Cancer du sein et désir d'enfant : l'étude POSITIVE apporte de nouvelles données rassurantes
En 2023, les premiers résultats de l'étude internationale POSITIVE avaient apporté un message encourageant pour les femmes atteintes d'un cancer du sein hormonodépendant souhaitant mener un projet de grossesse. Aujourd'hui, ces données se confirment avec la publication des résultats actualisés dans la revue scientifique ESMO Open. Ces nouvelles données, obtenues après un suivi plus long des patientes incluses, confortent les conclusions initiales et renforcent le caractère rassurant de cette stratégie pour les patientes concernées.
Un suivi plus long qui confirme les premiers résultats encourageants
L'étude POSITIVE, menée à l'échelle internationale, évalue l’impact d'une interruption temporaire de l'hormonothérapie chez des femmes atteintes d'un cancer du sein hormonodépendant souhaitant mener une grossesse.
Près de 500 patientes, incluses entre 2014 et 2019, ont participé à cette étude. Les résultats actualisés, établis après un suivi médian de 71 mois, montrent qu'aucune augmentation du risque de récidive ou de décès n'a été observée chez les femmes ayant interrompu leur traitement dans le cadre de leur projet parental. Ces données confirment ainsi les premiers résultats publiés en 2023 et apportent désormais des éléments rassurants à moyen terme.
« Ces nouvelles données constituent une étape importante.
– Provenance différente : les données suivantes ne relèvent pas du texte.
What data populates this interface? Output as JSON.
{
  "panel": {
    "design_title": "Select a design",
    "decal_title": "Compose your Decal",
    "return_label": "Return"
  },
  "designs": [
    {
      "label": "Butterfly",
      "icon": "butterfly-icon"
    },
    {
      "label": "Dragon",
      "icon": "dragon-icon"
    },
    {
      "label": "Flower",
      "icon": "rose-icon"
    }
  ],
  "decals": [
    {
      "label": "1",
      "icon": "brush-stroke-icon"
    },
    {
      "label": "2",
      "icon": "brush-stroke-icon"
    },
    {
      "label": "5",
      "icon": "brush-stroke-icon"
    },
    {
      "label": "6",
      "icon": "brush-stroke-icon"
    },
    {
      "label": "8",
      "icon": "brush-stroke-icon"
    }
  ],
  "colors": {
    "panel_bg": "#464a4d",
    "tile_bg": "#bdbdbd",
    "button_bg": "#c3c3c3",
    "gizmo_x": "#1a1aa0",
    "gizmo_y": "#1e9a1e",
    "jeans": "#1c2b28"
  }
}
Les premiers résultats publiés en 2023 étaient déjà rassurants à court terme. Avec un suivi médian de près de six ans, nous disposons désormais d'un niveau de preuve supplémentaire qui confirme qu'une interruption temporaire de l'hormonothérapie, lorsqu'elle est encadrée, n'est pas associée à une augmentation du risque de récidive ou de décès. C'est un message très encourageant pour les jeunes femmes qui souhaitent construire un projet de grossesse après un cancer du sein, tout en rappelant que chaque situation doit être discutée au sein d'une équipe spécialisée » explique le Dr Audrey Mailliez, oncologue au Centre Oscar Lambret.
Des projets de grossesse concrétisés
Cette nouvelle analyse permet également de mieux évaluer les grossesses obtenues au cours du suivi : 75 % des participantes ont obtenu au moins une grossesse et près de deux femmes sur trois ont donné naissance à un enfant vivant. Au total, 440 enfants sont nés, certaines patientes ayant pu mener plusieurs grossesses.
Ces nouveaux résultats confortent cette approche lorsqu’elle est proposée dans un parcours de soins adapté et avec un accompagnement médical spécialisé.
Une étude qui se poursuit
Cette publication constitue une nouvelle étape importante dans le suivi de l'étude POSITIVE. Après des résultats rassurants à court terme présentés en 2023, les données disponibles aujourd'hui apportent un recul à moyen terme et confortent la possibilité, pour certaines femmes, d'interrompre temporairement leur hormonothérapie afin de réaliser un projet de grossesse.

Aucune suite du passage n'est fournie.